Savaş suçları işlemekle itham edilen ve Taliban'ın yerlerinden ettiği bir savaş beyleri hizbi, Taliban'a karşı yabancı birliklerle ittifaka girdi ve bakan, milletvekili ve vali gibi görevlere getirilerek sistemin içine sokuldu. Her ne kadar "demokratik" unvanlara ve Batılı dostlara sahip olsalar da Afganların gözünde savaş beyleri olarak kaldılar. 2001 müdahalesi, 11 Eylül'e düşünmeden verilmiş bir tepkiydi.

Bu işlerin ortasında kalan Afganların gözünde, Batı, mevcut durumun devamını isteyen kirli mekanizmanın bir parçası. Afgan liderliği beceriksiz ve yolsuzsa, Afganistan'daki Batılı liderlik de öyle. Afgan savaş beyleri uluslararası savaş standartlarını hiçe sayıyor ve işkenceye başvuruyorsa; ABD de Bagram ve Guantanamo'da aynısını yapıyor. Taliban intihar saldırılarıyla sivillerin hayatını tehlikeye atıyorsa; pervasız hava saldırıları düzenleyen yabancı birlikler de öyle.

Yerel halk masrafın küçük bir kısmı karşılığında (ve tek bir koruyucuya gerek olmadan) projelerin birçoğunu gerçekleştirebilecek kapasitede ama işe alınmıyorlar. Sivil ve askerî sorun çözücüler, yardım edecekleri halktan kopuklar. Birbirleriyle iletişim halindeler ama Afganlarla değil –söz konusu Afganlar İngilizce bilen seçkinlere dahil değilse-. Geçtiğimiz günlerde görüştüğüm bir Avrupalı parlamenterin dediği gibi, "Güzel fikirlerimiz var; eksik olan tek şey bizzat Afganlılar".

Afganlıların, Batılıların ülkedeki rolünü açıkça eleştirmeye başlamaları yıllar aldı. Eleştirinin uluslararası hayırseverlerin cesaretini kıracağı korkusu sessiz kalmanın önemli sebeplerindendi. Ayrıca cumhurbaşkanı adayı Ramazan Başardost gibi sesini yükseltenler, Batılıları düşman etmeye cüret ettikleri için cezalandırıldı.

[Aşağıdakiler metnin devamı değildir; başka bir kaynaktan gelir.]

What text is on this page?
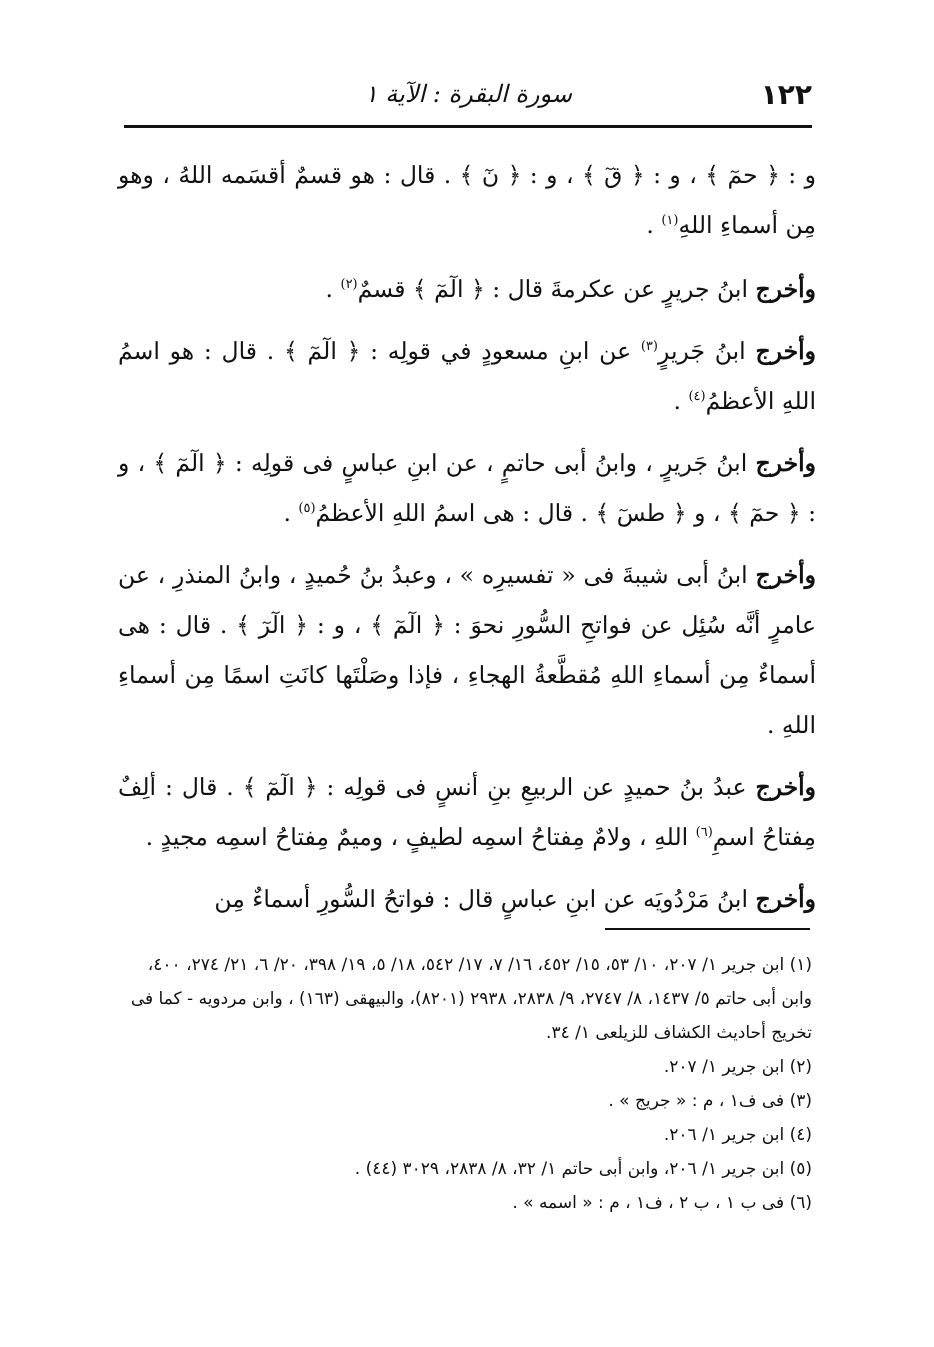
١٢٢
سورة البقرة : الآية ١

و : ﴿ حمٓ ﴾ ، و : ﴿ قٓ ﴾ ، و : ﴿ نٓ ﴾ . قال : هو قسمٌ أقسَمه اللهُ ، وهو مِن أسماءِ اللهِ$^{(١)}$ .

وأخرج ابنُ جريرٍ عن عكرمةَ قال : ﴿ الٓمٓ ﴾ قسمٌ$^{(٢)}$ .

وأخرج ابنُ جَريرٍ$^{(٣)}$ عن ابنِ مسعودٍ في قولِه : ﴿ الٓمٓ ﴾ . قال : هو اسمُ اللهِ الأعظمُ$^{(٤)}$ .

وأخرج ابنُ جَريرٍ ، وابنُ أبى حاتمٍ ، عن ابنِ عباسٍ فى قولِه : ﴿ الٓمٓ ﴾ ، و : ﴿ حمٓ ﴾ ، و ﴿ طسٓ ﴾ . قال : هى اسمُ اللهِ الأعظمُ$^{(٥)}$ .

وأخرج ابنُ أبى شيبةَ فى « تفسيرِه » ، وعبدُ بنُ حُميدٍ ، وابنُ المنذرِ ، عن عامرٍ أنَّه سُئِل عن فواتحِ السُّورِ نحوَ : ﴿ الٓمٓ ﴾ ، و : ﴿ الٓرٓ ﴾ . قال : هى أسماءٌ مِن أسماءِ اللهِ مُقطَّعةُ الهجاءِ ، فإذا وصَلْتَها كانَتِ اسمًا مِن أسماءِ اللهِ .

وأخرج عبدُ بنُ حميدٍ عن الربيعِ بنِ أنسٍ فى قولِه : ﴿ الٓمٓ ﴾ . قال : ألِفٌ مِفتاحُ اسمِ$^{(٦)}$ اللهِ ، ولامٌ مِفتاحُ اسمِه لطيفٍ ، وميمٌ مِفتاحُ اسمِه مجيدٍ .

وأخرج ابنُ مَرْدُويَه عن ابنِ عباسٍ قال : فواتحُ السُّورِ أسماءٌ مِن

(١) ابن جرير ١/ ٢٠٧، ١٠/ ٥٣، ١٥/ ٤٥٢، ١٦/ ٧، ١٧/ ٥٤٢، ١٨/ ٥، ١٩/ ٣٩٨، ٢٠/ ٦، ٢١/ ٢٧٤، ٤٠٠، وابن أبى حاتم ٥/ ١٤٣٧، ٨/ ٢٧٤٧، ٩/ ٢٨٣٨، ٢٩٣٨ (٨٢٠١)، والبيهقى (١٦٣) ، وابن مردويه - كما فى تخريج أحاديث الكشاف للزيلعى ١/ ٣٤.

(٢) ابن جرير ١/ ٢٠٧.

(٣) فى ف١ ، م : « جريج » .

(٤) ابن جرير ١/ ٢٠٦.

(٥) ابن جرير ١/ ٢٠٦، وابن أبى حاتم ١/ ٣٢، ٨/ ٢٨٣٨، ٣٠٢٩ (٤٤) .

(٦) فى ب ١ ، ب ٢ ، ف١ ، م : « اسمه » .
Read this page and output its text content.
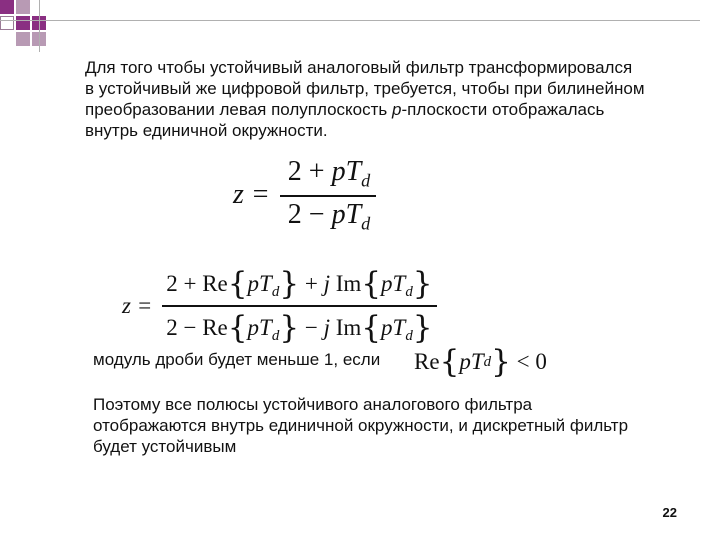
Для того чтобы устойчивый аналоговый фильтр трансформировался в устойчивый же цифровой фильтр, требуется, чтобы при билинейном преобразовании левая полуплоскость p-плоскости отображалась внутрь единичной окружности.

$z = \frac{2 + pT_d}{2 - pT_d}$
$z = \frac{2 + Re\{pT_d\} + j Im\{pT_d\}}{2 - Re\{pT_d\} - j Im\{pT_d\}}$

модуль дроби будет меньше 1, если	Re { p T d }
<
0

Поэтому все полюсы устойчивого аналогового фильтра отображаются внутрь единичной окружности, и дискретный фильтр будет устойчивым

22
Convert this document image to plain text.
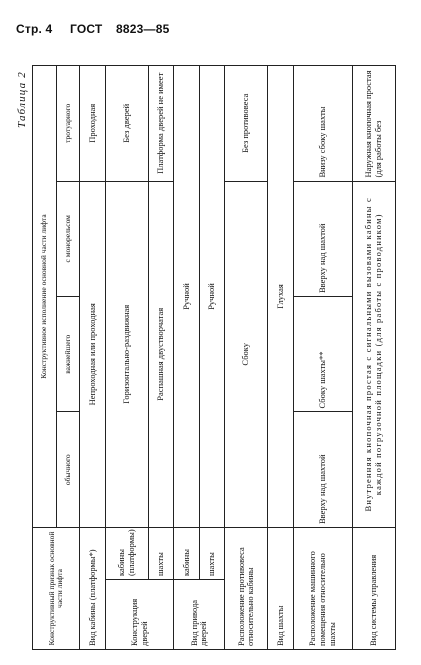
Стр. 4 ГОСТ 8823—85
Таблица 2
Конструктивный признак основной части лифта		Конструктивное исполнение основной части лифта			
		обычного	важнейшего	с монорельсом	тротуарного
Вид кабины (платформы*)		Непроходная или проходная			Проходная
Конструкция дверей	кабины (платформы)	Горизонтально-раздвижная			Без дверей
	шахты	Распашная двустворчатая			Платформа дверей не имеет
Вид привода дверей	кабины	Ручной			
	шахты	Ручной			
Расположение противовеса относительно кабины		Сбоку			Без противовеса
Вид шахты		Глухая			
Расположение машинного помещения относительно шахты		Вверху над шахтой	Сбоку шахты**	Вверху над шахтой	Внизу сбоку шахты
Вид системы управления		Внутренняя кнопочная простая с сигнальными вызовами кабины с каждой погрузочной площадки (для работы с проводником)			Наружная кнопочная простая (для работы без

Sorunları örtbas etmeye yönelik komplo, hakikat tabutların içinde evlere gelene kadar devam etti. Afgan halkı, Britanya halkının durum karşısındaki öfkesini ve şaşkınlığını paylaşıyor. Ölen her askerle birlikte, Batı'nın Afganistan'dan elini eteğini çekme ihtimali artıyor. Afganlılar bunun farkında, ama ne yapabilirler ki? Sonuçta dilencilerin hiçbir seçeneği yoktur. Yabancı birlikler Afganistan'a geldiğinde Afgan kamuoyuna dair pek fazla kaygıları yoktu. Zaten gözden düşmüş olan Taliban'a karşı savaşı kazanmak için yedi yılları vardı. Kacaki hidroelektrik barajını onarmak ve haşhaş üreticisi gergin güneyi kazanmak için yedi yıl. 2001'de söz verildiği gibi, milisleri silahsızlandırmak ve savaş suçlularını adaletin önüne getirmek için yedi yıl. Şimdi yedi yıl alarmı devreye girdiğine göre, aynen geldikleri gibi, gitmeye karar verebilirler. Alelacele ve Afganların ne düşündüğü kaygısını, geldiklerindekinden daha fazla gütmeden.